Kneeling amid a silky drift of discarded mahogany, Obi-Wan ran a hand curiously over his scalp, feeling the close-cropped hair – a scant centimeter of auburn roots that had survived the trim. "It's… short," the Padawan agreed, brows rising. "Master Windu will approve of your extremism."

The tall man smiled placidly. "You resemble a freshly shorn Chandrilan lamb. Even Master Tahl might be moved to maternal tenderness by the piteous spectacle."

The young Jedi snorted. "As long as I never have to see Beju again – at least in a mirror."

Qui-Gon combed through the dangling strands of the unbound Padawan braid, sole survivors of his ruthless purge. "I think we may safely anticipate the granting of that wish, although –"
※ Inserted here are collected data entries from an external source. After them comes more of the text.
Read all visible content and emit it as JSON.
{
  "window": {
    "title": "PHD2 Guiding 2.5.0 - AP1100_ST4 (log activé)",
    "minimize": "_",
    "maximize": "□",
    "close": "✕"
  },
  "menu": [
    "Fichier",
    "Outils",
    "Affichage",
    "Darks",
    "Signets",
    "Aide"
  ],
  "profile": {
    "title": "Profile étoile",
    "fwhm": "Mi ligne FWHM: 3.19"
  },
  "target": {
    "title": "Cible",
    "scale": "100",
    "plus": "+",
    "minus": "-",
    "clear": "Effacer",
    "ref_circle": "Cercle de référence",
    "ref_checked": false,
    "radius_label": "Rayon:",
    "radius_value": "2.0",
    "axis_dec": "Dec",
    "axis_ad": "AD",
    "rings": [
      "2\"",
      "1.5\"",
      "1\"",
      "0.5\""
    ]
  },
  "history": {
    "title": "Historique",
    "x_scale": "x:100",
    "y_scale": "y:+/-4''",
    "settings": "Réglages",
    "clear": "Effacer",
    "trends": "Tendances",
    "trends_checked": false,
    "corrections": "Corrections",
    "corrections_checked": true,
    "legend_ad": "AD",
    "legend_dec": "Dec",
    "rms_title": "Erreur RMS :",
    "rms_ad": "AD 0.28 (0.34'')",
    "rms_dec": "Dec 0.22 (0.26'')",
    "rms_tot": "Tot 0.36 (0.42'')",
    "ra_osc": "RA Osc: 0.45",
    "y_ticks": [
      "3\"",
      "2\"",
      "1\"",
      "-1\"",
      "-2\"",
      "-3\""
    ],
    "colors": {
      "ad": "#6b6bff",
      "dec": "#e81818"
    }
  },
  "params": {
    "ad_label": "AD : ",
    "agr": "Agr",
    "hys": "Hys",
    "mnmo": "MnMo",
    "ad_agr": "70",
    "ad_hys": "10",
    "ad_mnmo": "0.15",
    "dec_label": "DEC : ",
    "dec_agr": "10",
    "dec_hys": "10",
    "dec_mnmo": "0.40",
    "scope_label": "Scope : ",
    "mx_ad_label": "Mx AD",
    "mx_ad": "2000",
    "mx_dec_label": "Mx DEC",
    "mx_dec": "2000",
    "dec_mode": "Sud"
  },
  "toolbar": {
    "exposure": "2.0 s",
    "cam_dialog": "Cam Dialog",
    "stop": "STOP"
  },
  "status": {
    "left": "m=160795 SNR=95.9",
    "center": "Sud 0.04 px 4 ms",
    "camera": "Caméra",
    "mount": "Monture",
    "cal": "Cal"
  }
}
"We come to serve," his apprentice dutifully finished. He fingered the downy locks piled about his knees, quietly pondering some private source of dubiety.

Qui-Gon divided the long hair into three thin sections: teacher, student, the Force.

"Master?"

"Hm."

"I know it is of no importance," the Padawan hesitantly began. "That is, there is no such thing as chance. But Prince Beju and I share certain physical traits. Do you suppose…?"

Qui-Gon smoothed the hair between his fingers. The corners of his eyes crinkled. "No. There is no traceable relationship."

Obi-Wan's shoulders relaxed, a minute slackening of tense muscles. "Are you quite certain, master?"

"Yes. I, ah, checked the genetic records before we departed. The notion had crossed my mind, as well."

"Not that it matters," his apprentice assured him.

The Jedi master twisted the separate strands together, deftly, the pattern of the woven thread as familiar as breathing. Markers were replaced, tiny milestones on the path, colored threads and here or there a miniscule bead signifying a trial overcome, a wisdom gained.

"But then," the Padawan insisted, frowning slightly, "what accounts for the resemblance?"

Qui-Gon carefully twisted the braid one last time - another step forward, another knot of shared experience binding them together - and tied off its end, smoothing the plait over his student's right shoulder. "Appearances can be deceiving, young one."

"But –"

The master held up a silencing finger. "You must trust me in this, Padawan."

A troubled nod. "Yes, master."

"And no brooding."

"Yes, master."

He placed his hands upon Obi-Wan's shoulders, holding him at arm's length. "Good."

Their eyes met in perfect understanding, a mutual commitment to heal the scars of recent memory, to rebuild the sacked citadel of trust from ruins into renewed strength. Slowly, surely, yoked together by tradition, by discipline… and by something more, they would move forward side by side. The Force resonated with the pure note of another beginning, a present moment mellowed and deepened by the past, not yet overshadowed by the ever-moving future.

Qui-Gon leaned closer. "There is no resemblance, my Prince." He brushed a gentle kiss across the boy's softly furrowed brow, a formal benediction smoothing away the last residue of doubt. "…None at all."